Uma política de planeamento das costas deverá também ter em
consideração a necessidade de sanear o meio costeiro,
eliminando as fontes de poluição industrial ou urbano.
Deve também respeitar o ambiente, muitas vezes desfigurado por
um urbanismo descontrolado. (...)
O Conselho da Europa, numa resolução votada em 1993, convidou
os Estados membros a constituir uma Agência Marítima Europeia,
encerregada de coordenar iniciativas que contribuam para que a
Europa consiga atingir progressivamente uma concepção coerente
de uma política marítima, definindo os seus objectivos e os
meios necessários para os atingir, no quadro de uma necessária
abordagem interdisciplinar e intersectorial.
_____
Da protecção dos
oceanos ao avanço da ciência
A Conferência Parlamentar sobre os Oceanos realizada faz hoje oito dias em La Villette, Paris, por iniciativa do Conselho da Europa, desenvolveu-se em três painéis temáticos. Após a sessão de abertura, na qual interveio Mário Soares, na qualidade de presidente da comissão mundial independente sobre os oceanos, iniciaram-se os trabalhos sobre o primeiro tema, subordinado à protecção dos oceanos e cooperação internacional. A questão dos recursos biológicos marinhos foi o segundo tema proposto à discussão dos participantes num painel em que interveio o deputado comunista Lino de Carvalho, que apresentou o relatório sobre esta matéria por si elaborado a pedido da Assembleia Parlamentar do Conselho da Europa. Neste painel intervieram também os ministros da Agricultura e Pescas da França e da Islândia.

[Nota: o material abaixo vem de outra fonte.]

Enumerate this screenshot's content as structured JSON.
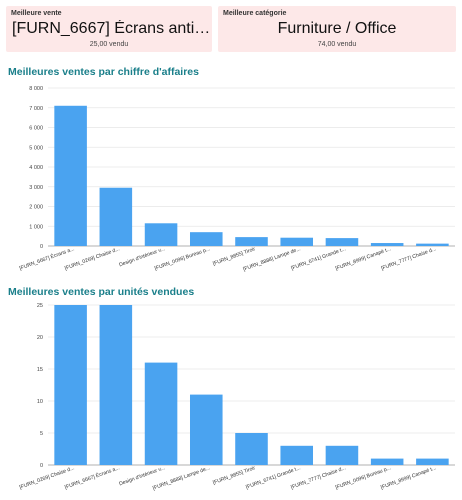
{
  "kpis": [
    {
      "label": "Meilleure vente",
      "value": "[FURN_6667] Écrans anti…",
      "sub": "25,00 vendu"
    },
    {
      "label": "Meilleure catégorie",
      "value": "Furniture / Office",
      "sub": "74,00 vendu"
    }
  ],
  "colors": {
    "accent": "#4aa3f0",
    "title": "#1a7f8a",
    "kpi_bg": "#fde8e8"
  },
  "chart_data": [
    {
      "type": "bar",
      "title": "Meilleures ventes par chiffre d'affaires",
      "xlabel": "",
      "ylabel": "",
      "ylim": [
        0,
        8000
      ],
      "yticks": [
        0,
        1000,
        2000,
        3000,
        4000,
        5000,
        6000,
        7000,
        8000
      ],
      "ytick_labels": [
        "0",
        "1 000",
        "2 000",
        "3 000",
        "4 000",
        "5 000",
        "6 000",
        "7 000",
        "8 000"
      ],
      "categories": [
        "[FURN_6667] Écrans a...",
        "[FURN_0269] Chaise d...",
        "Design d'intérieur v...",
        "[FURN_0096] Bureau p...",
        "[FURN_8855] Tiroir",
        "[FURN_8888] Lampe de...",
        "[FURN_6741] Grande t...",
        "[FURN_8999] Canapé t...",
        "[FURN_7777] Chaise d..."
      ],
      "values": [
        7100,
        2950,
        1150,
        700,
        450,
        420,
        400,
        150,
        120
      ],
      "grid": true
    },
    {
      "type": "bar",
      "title": "Meilleures ventes par unités vendues",
      "xlabel": "",
      "ylabel": "",
      "ylim": [
        0,
        25
      ],
      "yticks": [
        0,
        5,
        10,
        15,
        20,
        25
      ],
      "ytick_labels": [
        "0",
        "5",
        "10",
        "15",
        "20",
        "25"
      ],
      "categories": [
        "[FURN_0269] Chaise d...",
        "[FURN_6667] Écrans a...",
        "Design d'intérieur v...",
        "[FURN_8888] Lampe de...",
        "[FURN_8855] Tiroir",
        "[FURN_6741] Grande t...",
        "[FURN_7777] Chaise d...",
        "[FURN_0096] Bureau p...",
        "[FURN_8999] Canapé t..."
      ],
      "values": [
        25,
        25,
        16,
        11,
        5,
        3,
        3,
        1,
        1
      ],
      "grid": true
    }
  ]
}
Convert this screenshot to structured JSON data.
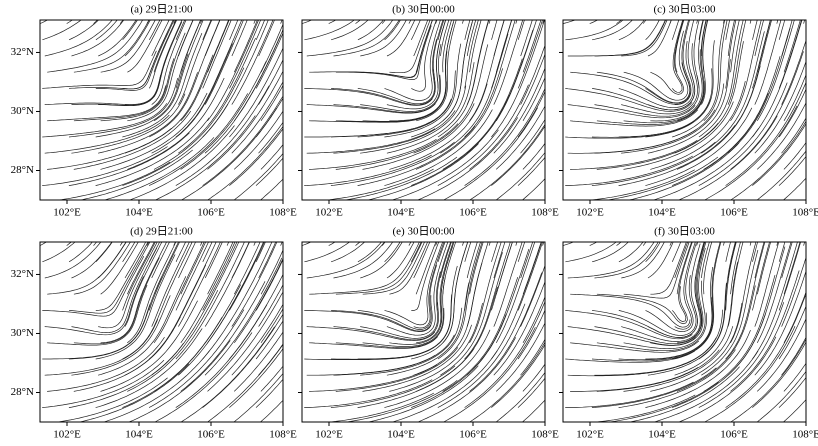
{
  "figure": {
    "panels": [
      {
        "title": "(a) 29日21:00"
      },
      {
        "title": "(b) 30日00:00"
      },
      {
        "title": "(c) 30日03:00"
      },
      {
        "title": "(d) 29日21:00"
      },
      {
        "title": "(e) 30日00:00"
      },
      {
        "title": "(f) 30日03:00"
      }
    ],
    "xlim": [
      101.25,
      108
    ],
    "ylim": [
      27,
      33.1
    ],
    "xticks": [
      {
        "value": 102,
        "label": "102°E"
      },
      {
        "value": 104,
        "label": "104°E"
      },
      {
        "value": 106,
        "label": "106°E"
      },
      {
        "value": 108,
        "label": "108°E"
      }
    ],
    "yticks": [
      {
        "value": 28,
        "label": "28°N"
      },
      {
        "value": 30,
        "label": "30°N"
      },
      {
        "value": 32,
        "label": "32°N"
      }
    ]
  }
}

Os maiores desafios da ciência e tecnologia do mar na Europa foram, por sua vez, o tema que preencheu o terceiro painél, no qual intervieram o ministro português da CIência e Tecnologia, Mariano Gago e o deputado Pedro Roseta.
Está entretanto já agendada uma outra reunião, na sequência desta Conferência Parlamentar, a realizar em Lisboa, em 31 de Agosto e 1 de Setembro, após o que, em Setembro, em sessão plenária do Conselho da Europa, haverá lugar ao debate e votação final do relatório elaborado por Lino de Carvalho, no âmbito do Ano Internacional dos Oceanos.
Entretanto, o Grupo Parlamentar do PCP tem já agendado para o próximo dia 27 de Abril, na Assembleia da República, um colóquio sobre os recursos pesqueiros.